Senator Doug Jones announces new satellite office in Selma
Representatives from Senator Doug Jones’ Mobile office announced to the Marengo County Commission that Selma will be the location of a new satellite office for the senator during the Dec. 11 meeting.
The office will be one of six regional and satellite offices representing Jones. Regional Director Al Stokes said they are currently in the process of interviewing for an office coordinator and that they hope to be operating within the next 30-45 days.
“The Black Belt is a pivotal area and [Jones] didn’t feel as though he could give adequate representation to this area without there being a footprint,” Regional Director Al Stokes said.
Stokes and Field Representative Donald Dees also have been meeting with government leaders in the counties they represent and encouraged the commission to reach out to the office for any help they may need.
When Commissioner Freddie Armstead reminded the two representatives to speak to Jones about any possible support for Bryan W. Whitfield Memorial Hospital, Stokes assured him that rural healthcare is “at the highest of the senator’s priority list.”
Probate Judge Laurie Hall also came before the commission requesting that she use the commission chambers to conduct hearings, saying that she needs more space and reverence than what her office provides.
“We have times that attorneys are fumbling with papers. We have times that people come in for cases and they leave not even realizing that they were just in court because of the informal setting of being in the office and not an actual courtroom,” she said.
Hall would use the chamber for two to three days a week for no longer than few hours a day. She said she has looked at other possible locations, but due to scheduling conflicts and other issues she found the commission chambers to be the best option.
Hall also said she would need to purchase two tables able to seat two people from her budget to place in the room for the attorneys involved in the hearings.
Commissioners Michael Thompson and Armstead both expressed concerns over the room being too crowded with the addition of the tables, and Hall offered to move them out of the way if necessary.
“The people that are using it are your voters and your residents. They’re the ones that come into court,” County Attorney Woody Dinning said in support of Hall using the space for hearings.
Commissioner Jason Windham also said “The whole place belongs to the tax payers.” He suggested they consider different table options to address the concerns of space and modifications to the room.
The commission ultimately agreed to continue discussing options for Hall to conduct her hearings, but no further action was taken at the time.
Other items discussed by the commission are as follows:
• Sarah Lockett asked that her driveway be repaired after she said a road work crew damaged it while repairing portions of County Road 6.

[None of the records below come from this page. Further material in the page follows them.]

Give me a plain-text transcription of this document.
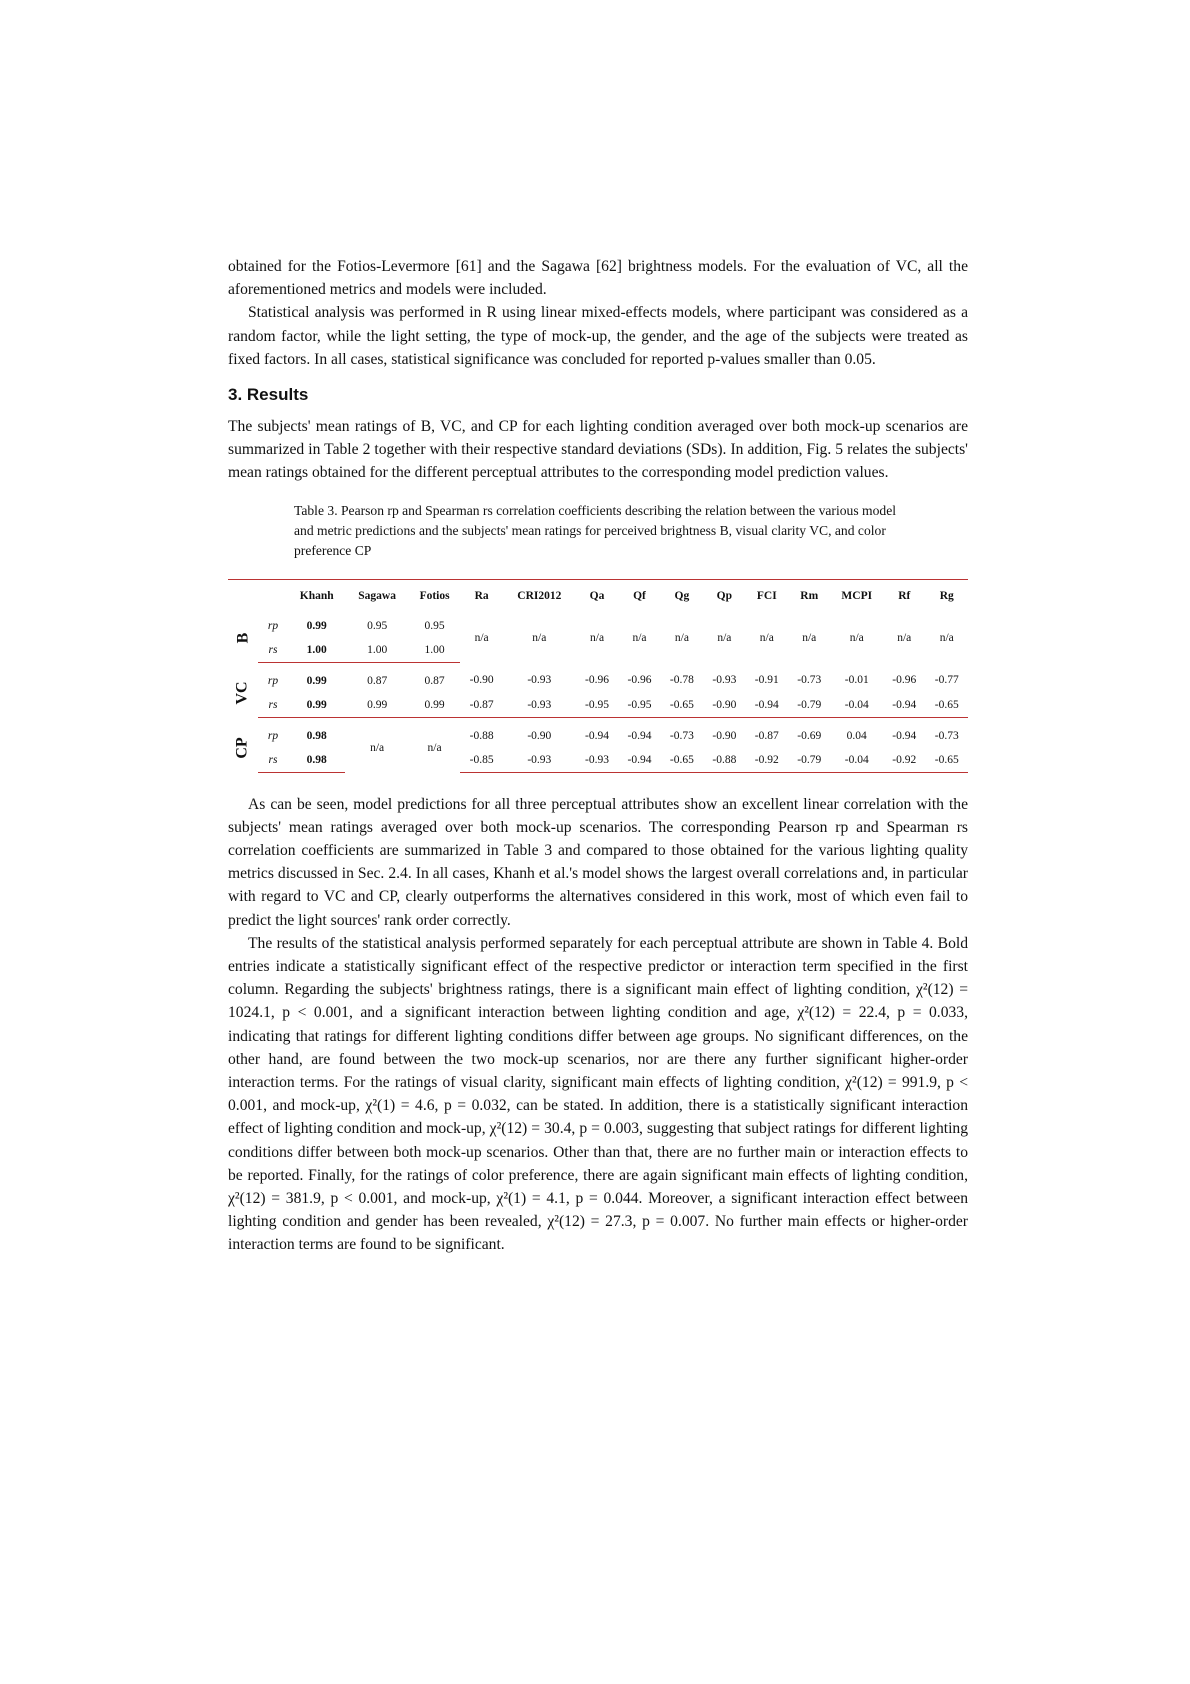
obtained for the Fotios-Levermore [61] and the Sagawa [62] brightness models. For the evaluation of VC, all the aforementioned metrics and models were included.

Statistical analysis was performed in R using linear mixed-effects models, where participant was considered as a random factor, while the light setting, the type of mock-up, the gender, and the age of the subjects were treated as fixed factors. In all cases, statistical significance was concluded for reported p-values smaller than 0.05.

3. Results

The subjects' mean ratings of B, VC, and CP for each lighting condition averaged over both mock-up scenarios are summarized in Table 2 together with their respective standard deviations (SDs). In addition, Fig. 5 relates the subjects' mean ratings obtained for the different perceptual attributes to the corresponding model prediction values.

Table 3. Pearson rp and Spearman rs correlation coefficients describing the relation between the various model and metric predictions and the subjects' mean ratings for perceived brightness B, visual clarity VC, and color preference CP
		Khanh	Sagawa	Fotios	Ra	CRI2012	Qa	Qf	Qg	Qp	FCI	Rm	MCPI	Rf	Rg
B	rp	0.99	0.95	0.95	n/a	n/a	n/a	n/a	n/a	n/a	n/a	n/a	n/a	n/a	n/a
	rs	1.00	1.00	1.00											
VC	rp	0.99	0.87	0.87	-0.90	-0.93	-0.96	-0.96	-0.78	-0.93	-0.91	-0.73	-0.01	-0.96	-0.77
	rs	0.99	0.99	0.99	-0.87	-0.93	-0.95	-0.95	-0.65	-0.90	-0.94	-0.79	-0.04	-0.94	-0.65
CP	rp	0.98	n/a	n/a	-0.88	-0.90	-0.94	-0.94	-0.73	-0.90	-0.87	-0.69	0.04	-0.94	-0.73
	rs	0.98			-0.85	-0.93	-0.93	-0.94	-0.65	-0.88	-0.92	-0.79	-0.04	-0.92	-0.65

As can be seen, model predictions for all three perceptual attributes show an excellent linear correlation with the subjects' mean ratings averaged over both mock-up scenarios. The corresponding Pearson rp and Spearman rs correlation coefficients are summarized in Table 3 and compared to those obtained for the various lighting quality metrics discussed in Sec. 2.4. In all cases, Khanh et al.'s model shows the largest overall correlations and, in particular with regard to VC and CP, clearly outperforms the alternatives considered in this work, most of which even fail to predict the light sources' rank order correctly.

The results of the statistical analysis performed separately for each perceptual attribute are shown in Table 4. Bold entries indicate a statistically significant effect of the respective predictor or interaction term specified in the first column. Regarding the subjects' brightness ratings, there is a significant main effect of lighting condition, χ²(12) = 1024.1, p < 0.001, and a significant interaction between lighting condition and age, χ²(12) = 22.4, p = 0.033, indicating that ratings for different lighting conditions differ between age groups. No significant differences, on the other hand, are found between the two mock-up scenarios, nor are there any further significant higher-order interaction terms. For the ratings of visual clarity, significant main effects of lighting condition, χ²(12) = 991.9, p < 0.001, and mock-up, χ²(1) = 4.6, p = 0.032, can be stated. In addition, there is a statistically significant interaction effect of lighting condition and mock-up, χ²(12) = 30.4, p = 0.003, suggesting that subject ratings for different lighting conditions differ between both mock-up scenarios. Other than that, there are no further main or interaction effects to be reported. Finally, for the ratings of color preference, there are again significant main effects of lighting condition, χ²(12) = 381.9, p < 0.001, and mock-up, χ²(1) = 4.1, p = 0.044. Moreover, a significant interaction effect between lighting condition and gender has been revealed, χ²(12) = 27.3, p = 0.007. No further main effects or higher-order interaction terms are found to be significant.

• Hall also announced a Pray Day at the courthouse on Dec. 20 at 1 p.m.
• Commissioner Terry Hinton presented a plaque to Linden High School Patriots football coaches and players for competing in the AHSAA Super Seven 1A State Championship Game. Aside from the loss of the championship, the Patriots were undefeated this season.
• entering executive session on the basis of good name in character.
• approving the 2019 holiday schedule for employees.
• voting for a resolution to rescind an act originally introduced in 1978, and then renewed in 1995, which bases the salaries for county deputies on the salaries of state troopers. It must also be approved by the State Legislature before it is rescinded.